Reino Unido quer investigação "a fundo"

O ministro de Assuntos Exteriores britânico, David Miliband, se declarou hoje disposto a investigar a fundo o caso dos falsos passaportes do Reino Unido utilizados pelos supostos assassinos de Hamas Mahmoud al-Mabhouh, dirigente do grupo palestino Hamas, morto em Dubai em 20 de janeiro passado.

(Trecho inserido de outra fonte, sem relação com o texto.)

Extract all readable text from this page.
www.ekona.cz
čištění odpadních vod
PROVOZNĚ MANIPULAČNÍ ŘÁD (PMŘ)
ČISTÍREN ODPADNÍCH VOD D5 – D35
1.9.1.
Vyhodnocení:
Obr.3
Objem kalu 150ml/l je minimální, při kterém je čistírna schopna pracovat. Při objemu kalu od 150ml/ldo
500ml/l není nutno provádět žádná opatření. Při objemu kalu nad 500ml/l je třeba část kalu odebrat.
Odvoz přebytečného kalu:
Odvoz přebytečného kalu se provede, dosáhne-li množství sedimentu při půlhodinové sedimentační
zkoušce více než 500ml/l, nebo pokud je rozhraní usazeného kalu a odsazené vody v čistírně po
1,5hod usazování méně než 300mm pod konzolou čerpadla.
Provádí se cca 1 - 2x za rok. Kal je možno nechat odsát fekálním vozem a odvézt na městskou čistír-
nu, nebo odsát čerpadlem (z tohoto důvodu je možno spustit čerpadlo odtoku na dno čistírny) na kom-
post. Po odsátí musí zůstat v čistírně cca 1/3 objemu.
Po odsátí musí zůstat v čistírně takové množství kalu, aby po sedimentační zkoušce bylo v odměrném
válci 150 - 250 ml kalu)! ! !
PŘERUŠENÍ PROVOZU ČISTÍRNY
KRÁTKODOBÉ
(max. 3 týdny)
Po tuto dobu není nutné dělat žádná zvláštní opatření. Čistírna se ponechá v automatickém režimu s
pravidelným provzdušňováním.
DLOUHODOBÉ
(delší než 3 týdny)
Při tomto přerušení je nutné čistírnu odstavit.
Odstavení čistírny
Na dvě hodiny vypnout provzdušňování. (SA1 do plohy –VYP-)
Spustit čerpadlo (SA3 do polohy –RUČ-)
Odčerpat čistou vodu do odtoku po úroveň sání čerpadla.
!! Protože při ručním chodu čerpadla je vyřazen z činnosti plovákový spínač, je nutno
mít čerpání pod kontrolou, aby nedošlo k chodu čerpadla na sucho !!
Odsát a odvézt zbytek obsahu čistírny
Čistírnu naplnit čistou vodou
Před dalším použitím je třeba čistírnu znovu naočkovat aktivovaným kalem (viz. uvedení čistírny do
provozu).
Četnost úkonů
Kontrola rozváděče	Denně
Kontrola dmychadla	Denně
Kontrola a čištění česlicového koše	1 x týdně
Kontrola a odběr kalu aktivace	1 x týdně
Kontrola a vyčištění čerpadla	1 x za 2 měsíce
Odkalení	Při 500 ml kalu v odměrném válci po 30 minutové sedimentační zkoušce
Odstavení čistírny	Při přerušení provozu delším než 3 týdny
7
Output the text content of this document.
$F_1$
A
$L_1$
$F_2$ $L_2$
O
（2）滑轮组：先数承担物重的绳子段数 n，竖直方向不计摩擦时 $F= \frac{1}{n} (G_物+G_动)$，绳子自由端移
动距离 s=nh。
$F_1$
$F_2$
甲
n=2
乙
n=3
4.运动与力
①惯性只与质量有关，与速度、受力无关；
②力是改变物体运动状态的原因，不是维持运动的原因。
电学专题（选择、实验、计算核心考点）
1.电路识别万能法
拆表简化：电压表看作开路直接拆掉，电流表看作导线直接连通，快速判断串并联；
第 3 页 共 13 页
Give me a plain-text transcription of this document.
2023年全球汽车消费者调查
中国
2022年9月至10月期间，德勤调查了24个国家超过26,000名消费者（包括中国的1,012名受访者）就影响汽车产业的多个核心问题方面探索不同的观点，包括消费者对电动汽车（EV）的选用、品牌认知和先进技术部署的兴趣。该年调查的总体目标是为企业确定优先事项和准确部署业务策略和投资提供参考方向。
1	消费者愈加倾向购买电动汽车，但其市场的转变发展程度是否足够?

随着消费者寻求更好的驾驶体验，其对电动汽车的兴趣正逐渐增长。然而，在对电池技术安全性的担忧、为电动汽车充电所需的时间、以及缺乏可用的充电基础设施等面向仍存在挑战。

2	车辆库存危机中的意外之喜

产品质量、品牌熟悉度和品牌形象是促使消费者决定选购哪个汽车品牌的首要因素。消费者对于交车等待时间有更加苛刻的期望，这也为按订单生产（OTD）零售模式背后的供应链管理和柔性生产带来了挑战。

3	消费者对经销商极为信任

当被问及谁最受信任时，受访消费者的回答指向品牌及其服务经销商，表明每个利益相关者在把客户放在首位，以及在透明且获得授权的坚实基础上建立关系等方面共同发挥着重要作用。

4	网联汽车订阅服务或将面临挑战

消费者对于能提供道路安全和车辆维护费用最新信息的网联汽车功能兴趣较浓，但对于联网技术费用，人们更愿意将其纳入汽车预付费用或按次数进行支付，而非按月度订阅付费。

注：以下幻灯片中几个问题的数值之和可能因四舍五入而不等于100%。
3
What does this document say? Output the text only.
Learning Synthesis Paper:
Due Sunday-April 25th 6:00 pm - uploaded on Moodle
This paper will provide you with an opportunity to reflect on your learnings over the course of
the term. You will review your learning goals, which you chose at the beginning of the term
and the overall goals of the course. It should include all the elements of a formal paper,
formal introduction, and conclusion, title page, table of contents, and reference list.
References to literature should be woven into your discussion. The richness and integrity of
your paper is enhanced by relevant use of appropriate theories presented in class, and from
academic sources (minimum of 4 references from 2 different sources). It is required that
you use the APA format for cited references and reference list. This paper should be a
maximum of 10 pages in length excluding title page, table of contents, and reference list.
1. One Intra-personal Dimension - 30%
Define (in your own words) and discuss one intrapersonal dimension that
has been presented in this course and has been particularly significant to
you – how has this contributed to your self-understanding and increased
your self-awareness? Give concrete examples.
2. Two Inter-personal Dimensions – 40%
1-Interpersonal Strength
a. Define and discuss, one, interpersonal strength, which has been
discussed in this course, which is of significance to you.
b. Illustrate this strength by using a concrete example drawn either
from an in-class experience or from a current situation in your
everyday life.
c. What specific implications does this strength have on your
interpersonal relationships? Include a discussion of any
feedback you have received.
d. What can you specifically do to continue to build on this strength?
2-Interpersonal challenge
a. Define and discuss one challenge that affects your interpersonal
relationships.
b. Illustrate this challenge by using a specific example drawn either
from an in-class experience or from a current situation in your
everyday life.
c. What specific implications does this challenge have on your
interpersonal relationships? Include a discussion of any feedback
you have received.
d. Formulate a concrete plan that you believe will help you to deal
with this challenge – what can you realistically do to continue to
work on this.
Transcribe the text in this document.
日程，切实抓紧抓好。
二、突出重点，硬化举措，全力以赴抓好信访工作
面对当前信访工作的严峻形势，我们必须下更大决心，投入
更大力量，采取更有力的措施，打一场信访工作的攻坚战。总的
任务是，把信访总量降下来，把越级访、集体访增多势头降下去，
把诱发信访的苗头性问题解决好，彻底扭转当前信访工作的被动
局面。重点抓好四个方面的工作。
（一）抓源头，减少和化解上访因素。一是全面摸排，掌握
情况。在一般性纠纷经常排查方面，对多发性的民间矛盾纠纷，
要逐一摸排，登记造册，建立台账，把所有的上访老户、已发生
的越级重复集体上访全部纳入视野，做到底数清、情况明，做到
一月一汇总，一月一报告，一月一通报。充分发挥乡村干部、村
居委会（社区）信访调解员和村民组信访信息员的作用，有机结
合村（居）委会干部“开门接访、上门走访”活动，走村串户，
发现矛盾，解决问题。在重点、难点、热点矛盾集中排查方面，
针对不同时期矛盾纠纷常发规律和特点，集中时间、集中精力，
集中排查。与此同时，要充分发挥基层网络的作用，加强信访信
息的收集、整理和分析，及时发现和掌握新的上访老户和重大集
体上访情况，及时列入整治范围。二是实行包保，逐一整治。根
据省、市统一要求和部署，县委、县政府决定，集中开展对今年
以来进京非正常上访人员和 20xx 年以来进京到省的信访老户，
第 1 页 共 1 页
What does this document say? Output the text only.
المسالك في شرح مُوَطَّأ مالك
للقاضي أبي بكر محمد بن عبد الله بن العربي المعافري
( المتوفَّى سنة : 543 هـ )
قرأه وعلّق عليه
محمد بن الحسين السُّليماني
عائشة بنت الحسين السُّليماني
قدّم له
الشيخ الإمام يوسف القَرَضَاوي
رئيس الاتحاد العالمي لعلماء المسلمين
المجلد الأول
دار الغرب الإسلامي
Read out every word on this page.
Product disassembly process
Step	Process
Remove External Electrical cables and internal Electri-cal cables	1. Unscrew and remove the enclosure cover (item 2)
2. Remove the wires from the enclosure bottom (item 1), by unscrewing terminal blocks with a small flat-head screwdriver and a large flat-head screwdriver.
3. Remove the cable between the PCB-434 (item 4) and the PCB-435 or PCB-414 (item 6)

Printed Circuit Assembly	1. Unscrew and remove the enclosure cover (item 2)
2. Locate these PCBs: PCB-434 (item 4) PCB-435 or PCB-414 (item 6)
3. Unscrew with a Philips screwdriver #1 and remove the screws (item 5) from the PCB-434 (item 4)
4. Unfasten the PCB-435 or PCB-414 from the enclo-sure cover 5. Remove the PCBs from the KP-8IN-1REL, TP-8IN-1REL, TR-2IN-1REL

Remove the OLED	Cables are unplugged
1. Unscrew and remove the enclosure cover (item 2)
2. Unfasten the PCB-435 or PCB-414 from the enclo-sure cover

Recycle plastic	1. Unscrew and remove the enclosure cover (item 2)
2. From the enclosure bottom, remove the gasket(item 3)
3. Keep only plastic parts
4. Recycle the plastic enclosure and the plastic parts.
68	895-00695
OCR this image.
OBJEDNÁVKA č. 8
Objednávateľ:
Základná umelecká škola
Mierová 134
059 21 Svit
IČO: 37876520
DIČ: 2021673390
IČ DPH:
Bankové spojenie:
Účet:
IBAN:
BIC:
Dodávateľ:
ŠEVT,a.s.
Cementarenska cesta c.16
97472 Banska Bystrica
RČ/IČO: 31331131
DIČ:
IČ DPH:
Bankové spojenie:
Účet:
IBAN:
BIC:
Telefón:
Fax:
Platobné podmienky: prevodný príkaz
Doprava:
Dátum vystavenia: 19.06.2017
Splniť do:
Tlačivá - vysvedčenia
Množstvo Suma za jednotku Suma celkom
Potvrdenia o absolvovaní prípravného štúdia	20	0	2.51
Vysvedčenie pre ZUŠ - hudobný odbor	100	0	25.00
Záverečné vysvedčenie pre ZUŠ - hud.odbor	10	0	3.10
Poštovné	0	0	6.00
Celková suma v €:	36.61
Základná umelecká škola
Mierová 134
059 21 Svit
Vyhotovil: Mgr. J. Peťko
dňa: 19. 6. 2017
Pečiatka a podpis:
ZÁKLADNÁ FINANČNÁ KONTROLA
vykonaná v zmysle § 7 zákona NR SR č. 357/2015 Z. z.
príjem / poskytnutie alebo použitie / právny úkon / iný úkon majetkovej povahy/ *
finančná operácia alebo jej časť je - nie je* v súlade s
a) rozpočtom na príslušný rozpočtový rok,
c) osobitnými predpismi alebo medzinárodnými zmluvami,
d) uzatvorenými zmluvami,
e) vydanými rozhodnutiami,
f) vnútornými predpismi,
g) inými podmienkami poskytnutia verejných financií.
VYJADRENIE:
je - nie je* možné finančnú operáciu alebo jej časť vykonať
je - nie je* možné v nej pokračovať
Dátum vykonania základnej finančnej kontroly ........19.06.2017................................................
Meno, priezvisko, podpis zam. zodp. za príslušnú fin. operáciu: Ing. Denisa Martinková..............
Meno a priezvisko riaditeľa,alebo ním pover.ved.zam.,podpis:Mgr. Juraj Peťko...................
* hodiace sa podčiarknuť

Miliband não quis comentar o que foi discutido na reunião de 20 minutos que realizaram nesta quinta-feira, a pedido seu, o embaixador israelense, Ron Prosor, e o chefe do serviço diplomático britânico, Peter Ricketts.

O embaixador israelense disse que não podia "fornecer mais informações" após a reunião.

A polícia de Dubai acredita que um comando de "11 agentes munidos de passaportes europeus" matou em 20 de janeiro nesse emirado o dirigente palestino e que o Mossad (serviço secreto israelense no exterior) estão diretamente envolvidos.

Após a reunião de seu subordinado com o embaixador israelense, Miliband expressou hoje sua esperança de que o governo de Tel Aviv colabore plenamente com a investigação desse escândalo.

Miliband esclareceu que os passaportes falsos não continham microchips e disse que os novos documentos de viagem serão mais difíceis de falsificar.

O primeiro-ministro do Reino Unido, Gordon Brown, afirmou também hoje que "é um assunto que é preciso investigar". "É preciso saber o que ocorreu com os passaportes britânicos. É preciso realizar uma investigação antes de tirar conclusões", acrescentou Brown.

O responsável de Exteriores da oposição conservadora, William Hague, pediu à Chancelaria britânica que confirme quando soube do uso de passaportes falsos. Hague disse à "BBC" que era "bem possível" que o governo britânico tivesse sido informado em janeiro do suposto uso desses passaportes.

Irlanda convoca embaixador israelense

O governo irlandês, por sua vez, convocou o embaixador israelense em Dublin, Zion Evrony, para pedir explicações sobre o uso de três passaportes irlandeses falsos usados pelos suspeitos.

A Agência contra o Crime Organizado do Reino Unido confirmou que as fotografias e a assinaturas que constavam nos passaportes utilizados em Dubai não correspondem com as dos emitidos no Reino Unido.

Os seis britânicos cujos nomes aparecem nos falsos passaportes têm dupla nacionalidade britânica e israelense, e todos eles negam participação no assassinato do dirigente palestino.

Segundo o governo da Irlanda, os números dos passaportes irlandeses utilizados por três das pessoas supostamente envolvidas, entre elas uma mulher, são autênticos, mas não correspondem aos nomes que aparecem nele.

França pede explicações a Israel

A França pediu explicações a Israel sobre a utilização de um falso passaporte francês no assassinato de um líder do Hamas, anunciou nesta quinta-feira o ministério francês de Relações Exteriores.

"Pedimos explicações à embaixada de Israel na França sobre as circunstâncias da utilização de um falso passaporte francês no assassinato de um membro do Hamas em Dubai", disse o porta-voz do ministério, Bernard Valero.

"Estamos em contato com as autoridades de Dubai sobre os avanços da investigação, e cooperamos com elas", informou.

"Valero disse que os elementos que possuímos nos levam à conclusão de que o passaporte em questão é falso".